See the "For the Record" article Unfinished Business here.

I maintain this will continue to be an issue as long as there are no proper and enforced quality management standards related to the healthcare documentation process.  In my opinion, sorting out and pointing out doctors creating documents being an issue?  That is a guess on our part.  The EHR is here to stay, as it should be.  Doctors have to document, they just do.  They are either going to dictate, write a handwritten note, or use a computer platform.  There is no value in talking about the "EHR" as a whole as a bad thing for clinicians to be using.  Rather, quality management procedures help documentation experts objectively identify when and how and why different scenarios make sense and how to assure the quality in those settings.  The EHR has amazing value.  We are never going to be invited to that party if we speak from 10,000 feet saying it's all bad.  Rather, what we want to do is, same as traditional and speech-recognized transcription, paper charting, and scribing....identify when these different procedures make sense, how to implement processes that check quality, identify when a transcribed report makes sense versus the clicking and pointing data (really great medication systems in EHR platforms), how do we manage the quality in all of them?  Why are we spending time criticizing the manner in which clinicians do their initial documentation?  Whether they speak it, write it, type it, click it, all of it requires proofing and quality management.  There is no one system that works for "once and done" in this important documentation.  All other industries employ better editing and proofreading than we do in the medical industry.  The argument about which human makes less errors in what setting?  This is not arguable.  The question is, how do we assure the human errors of doctors, nurses, pharmacists, and medical transcriptions (yes, the wonderful perfect transcriptionist who has the ability to see and correct all medical errors and makes none themselves...ugh...what a burden we have on our shoulders).

As my mom used to say when we tattled on each other, "You just take care of Debbie.  That's a full-time job."   I propose when the medical transcription industry cleans its own act up, we can venture out into other neighborhoods to share our wisdom.  Our own industry is the remains of a bloody massacre, the issues still ignored and the plight of our industry blamed on anyone and everyone but ourselves.  Medical transcription messes were/are made by medical transcriptionists (MT workers, MT owners, MT managers, MT leaders).

But, the article points out something interesting to me and something I have pointed out to Dr. Baker at The Joint Commission, that is, TJC studies and publishes findings about accreditation failures in medical records, but apparently doesn't marry the connection that there the professionals managing this part of the healthcare process, are not schooled in and required to use, what they, themselves espouse, "You can't fix what you don't measure."  Is it a big mystery that one of the most failed aspects of hospital accreditation is in an area that is not required too perform ongoing quality management?  Is this rocket science?

I will keep pushing on there, The Joint Commission, because when they mandate that our industry properly learns how to manage quality, now we can get somewhere.

1 Comment

  1. Lynne Martin Veilleux - June 29, 2016, 10:37 am

    This part of the article I very much appreciate: “Providers are simply not documentation specialists. We need them to focus on providing top-notch care, and leave top-notch documentation to the health care documentation specialists,” she says. Some providers are very good at documentation. However, we tend to not see our own errors. When providers prepare their own reports, their work should be verified by a second set of eyes.

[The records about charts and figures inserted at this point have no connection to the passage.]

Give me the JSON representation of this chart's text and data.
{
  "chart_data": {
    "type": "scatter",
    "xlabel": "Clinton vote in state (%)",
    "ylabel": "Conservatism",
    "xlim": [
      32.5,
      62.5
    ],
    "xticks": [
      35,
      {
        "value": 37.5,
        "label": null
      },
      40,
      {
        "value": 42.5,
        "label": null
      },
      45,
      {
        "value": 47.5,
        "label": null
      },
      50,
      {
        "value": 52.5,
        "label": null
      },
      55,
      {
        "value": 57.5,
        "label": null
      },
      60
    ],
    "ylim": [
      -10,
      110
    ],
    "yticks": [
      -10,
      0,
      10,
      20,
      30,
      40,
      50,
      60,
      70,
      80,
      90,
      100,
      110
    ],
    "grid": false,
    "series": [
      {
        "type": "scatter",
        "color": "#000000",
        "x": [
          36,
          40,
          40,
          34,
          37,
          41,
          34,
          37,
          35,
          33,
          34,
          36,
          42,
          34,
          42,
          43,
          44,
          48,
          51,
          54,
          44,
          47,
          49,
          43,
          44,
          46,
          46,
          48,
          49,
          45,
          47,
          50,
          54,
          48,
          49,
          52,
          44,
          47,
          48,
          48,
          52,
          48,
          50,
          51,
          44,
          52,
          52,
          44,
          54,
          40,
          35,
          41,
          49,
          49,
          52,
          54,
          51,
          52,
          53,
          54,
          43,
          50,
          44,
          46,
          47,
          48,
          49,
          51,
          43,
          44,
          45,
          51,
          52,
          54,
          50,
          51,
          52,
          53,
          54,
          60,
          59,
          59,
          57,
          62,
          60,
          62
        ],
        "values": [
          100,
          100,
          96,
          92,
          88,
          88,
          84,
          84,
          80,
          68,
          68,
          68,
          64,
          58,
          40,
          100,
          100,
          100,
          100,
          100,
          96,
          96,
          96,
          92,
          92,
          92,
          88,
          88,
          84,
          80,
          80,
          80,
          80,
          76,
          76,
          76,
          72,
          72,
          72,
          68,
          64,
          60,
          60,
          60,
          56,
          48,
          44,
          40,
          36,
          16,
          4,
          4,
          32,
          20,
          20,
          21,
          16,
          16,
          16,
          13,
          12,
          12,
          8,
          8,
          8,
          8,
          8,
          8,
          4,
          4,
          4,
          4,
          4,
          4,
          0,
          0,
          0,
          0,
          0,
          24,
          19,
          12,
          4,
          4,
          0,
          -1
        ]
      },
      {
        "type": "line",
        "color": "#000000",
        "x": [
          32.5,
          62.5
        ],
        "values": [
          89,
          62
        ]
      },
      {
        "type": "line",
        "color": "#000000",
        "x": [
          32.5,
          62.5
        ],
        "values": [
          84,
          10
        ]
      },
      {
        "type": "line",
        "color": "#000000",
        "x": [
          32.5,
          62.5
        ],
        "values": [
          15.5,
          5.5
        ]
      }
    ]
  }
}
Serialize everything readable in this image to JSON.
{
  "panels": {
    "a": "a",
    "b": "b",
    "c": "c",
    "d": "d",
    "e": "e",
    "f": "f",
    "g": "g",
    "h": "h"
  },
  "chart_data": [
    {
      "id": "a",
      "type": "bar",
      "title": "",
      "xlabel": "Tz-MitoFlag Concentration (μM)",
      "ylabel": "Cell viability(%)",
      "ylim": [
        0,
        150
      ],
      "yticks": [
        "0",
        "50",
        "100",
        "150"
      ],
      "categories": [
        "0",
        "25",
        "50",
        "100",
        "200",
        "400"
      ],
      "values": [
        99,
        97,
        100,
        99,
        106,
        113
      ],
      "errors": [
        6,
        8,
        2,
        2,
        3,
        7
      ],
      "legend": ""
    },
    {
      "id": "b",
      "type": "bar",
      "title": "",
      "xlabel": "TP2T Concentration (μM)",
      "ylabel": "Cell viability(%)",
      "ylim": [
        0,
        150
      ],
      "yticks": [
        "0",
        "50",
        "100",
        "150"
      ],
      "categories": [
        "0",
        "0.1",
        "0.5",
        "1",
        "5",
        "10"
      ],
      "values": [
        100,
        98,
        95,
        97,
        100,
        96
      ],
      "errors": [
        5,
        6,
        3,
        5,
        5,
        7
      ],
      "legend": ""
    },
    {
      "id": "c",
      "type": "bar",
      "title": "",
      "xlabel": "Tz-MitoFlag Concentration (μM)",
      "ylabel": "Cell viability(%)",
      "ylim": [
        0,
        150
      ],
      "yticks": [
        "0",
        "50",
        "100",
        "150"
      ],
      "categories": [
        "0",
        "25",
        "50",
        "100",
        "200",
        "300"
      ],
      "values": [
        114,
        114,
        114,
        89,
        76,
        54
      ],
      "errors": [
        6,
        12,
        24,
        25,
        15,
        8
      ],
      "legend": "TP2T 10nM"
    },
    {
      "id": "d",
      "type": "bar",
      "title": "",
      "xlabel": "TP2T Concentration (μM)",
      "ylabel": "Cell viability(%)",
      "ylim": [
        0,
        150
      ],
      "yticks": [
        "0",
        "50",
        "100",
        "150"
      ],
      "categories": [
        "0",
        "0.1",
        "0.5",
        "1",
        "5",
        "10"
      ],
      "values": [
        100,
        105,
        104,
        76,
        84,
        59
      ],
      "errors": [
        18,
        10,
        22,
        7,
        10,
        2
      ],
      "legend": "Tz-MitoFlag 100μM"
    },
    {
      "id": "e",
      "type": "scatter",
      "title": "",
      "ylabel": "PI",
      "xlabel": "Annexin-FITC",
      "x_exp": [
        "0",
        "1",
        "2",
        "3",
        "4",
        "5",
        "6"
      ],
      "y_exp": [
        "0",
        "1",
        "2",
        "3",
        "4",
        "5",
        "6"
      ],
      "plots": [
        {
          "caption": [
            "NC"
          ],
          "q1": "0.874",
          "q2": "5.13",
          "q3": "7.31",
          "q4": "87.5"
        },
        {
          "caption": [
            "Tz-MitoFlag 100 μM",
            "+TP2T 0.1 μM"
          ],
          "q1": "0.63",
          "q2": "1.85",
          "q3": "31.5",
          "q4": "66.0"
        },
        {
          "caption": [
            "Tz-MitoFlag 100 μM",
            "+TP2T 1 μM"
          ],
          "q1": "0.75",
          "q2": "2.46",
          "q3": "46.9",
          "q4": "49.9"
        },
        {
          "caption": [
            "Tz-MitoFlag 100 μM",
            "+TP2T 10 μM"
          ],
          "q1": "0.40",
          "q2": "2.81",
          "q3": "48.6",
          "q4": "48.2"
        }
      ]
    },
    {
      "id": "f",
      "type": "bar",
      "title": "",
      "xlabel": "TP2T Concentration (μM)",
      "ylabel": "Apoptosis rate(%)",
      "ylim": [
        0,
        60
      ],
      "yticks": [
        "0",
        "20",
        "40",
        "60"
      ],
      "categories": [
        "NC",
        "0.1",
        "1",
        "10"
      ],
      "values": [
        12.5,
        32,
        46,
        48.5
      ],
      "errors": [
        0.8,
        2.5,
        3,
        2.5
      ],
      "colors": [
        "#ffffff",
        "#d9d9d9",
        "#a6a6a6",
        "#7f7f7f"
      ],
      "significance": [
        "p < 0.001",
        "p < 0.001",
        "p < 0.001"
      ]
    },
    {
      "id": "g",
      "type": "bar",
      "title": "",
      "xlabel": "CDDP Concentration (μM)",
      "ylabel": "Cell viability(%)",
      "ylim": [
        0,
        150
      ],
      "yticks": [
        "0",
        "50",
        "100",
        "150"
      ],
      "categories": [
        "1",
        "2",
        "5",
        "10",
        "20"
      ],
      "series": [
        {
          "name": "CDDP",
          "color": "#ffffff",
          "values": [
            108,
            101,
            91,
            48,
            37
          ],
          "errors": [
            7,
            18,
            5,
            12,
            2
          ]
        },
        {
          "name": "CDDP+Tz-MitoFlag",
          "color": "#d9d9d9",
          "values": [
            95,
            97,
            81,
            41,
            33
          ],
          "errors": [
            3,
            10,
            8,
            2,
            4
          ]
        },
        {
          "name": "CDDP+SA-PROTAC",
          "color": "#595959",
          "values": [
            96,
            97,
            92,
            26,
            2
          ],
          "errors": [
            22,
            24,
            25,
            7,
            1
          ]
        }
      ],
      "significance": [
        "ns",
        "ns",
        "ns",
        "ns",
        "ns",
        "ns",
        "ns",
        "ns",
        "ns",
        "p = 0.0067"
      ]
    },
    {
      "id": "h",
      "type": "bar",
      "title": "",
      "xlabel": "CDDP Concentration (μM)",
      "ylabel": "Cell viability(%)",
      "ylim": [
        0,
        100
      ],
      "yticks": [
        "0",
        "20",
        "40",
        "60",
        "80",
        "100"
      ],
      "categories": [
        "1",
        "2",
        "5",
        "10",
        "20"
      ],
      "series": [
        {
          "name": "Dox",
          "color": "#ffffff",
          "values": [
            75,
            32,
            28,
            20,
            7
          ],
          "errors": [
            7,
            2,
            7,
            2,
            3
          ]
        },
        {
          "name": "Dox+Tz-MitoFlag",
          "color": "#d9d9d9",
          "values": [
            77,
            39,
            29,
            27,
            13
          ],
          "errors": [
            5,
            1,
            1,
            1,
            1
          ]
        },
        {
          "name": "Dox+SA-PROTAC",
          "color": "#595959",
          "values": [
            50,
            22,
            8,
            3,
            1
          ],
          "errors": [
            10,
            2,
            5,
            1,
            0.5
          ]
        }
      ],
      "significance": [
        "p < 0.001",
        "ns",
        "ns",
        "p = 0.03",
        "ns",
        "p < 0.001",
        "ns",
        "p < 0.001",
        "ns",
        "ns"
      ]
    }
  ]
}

The possibility of missing an important detail or making a critical error is lessened by a second set of eyes. This should in no way be a punitive process. When providers dictate their reports, there would need to be more collaboration between the dictator and those transcribing to ensure a better record. When you work remotely, you are often not even allowed to contact the dictator for clarification, simply leaving an edit note. There seems to be a lot of stigma with leaving blanks or notes for clarification. It is for the good of the record that this is done, and it does not happen nearly enough. The production-based pay of transcriptionists also does not lend itself to more collaboration as that would lead to more unpaid work. As we progress, it would be important to provide medical documentation specialists with hourly pay to help address the issues that fail to be addressed under the status quo.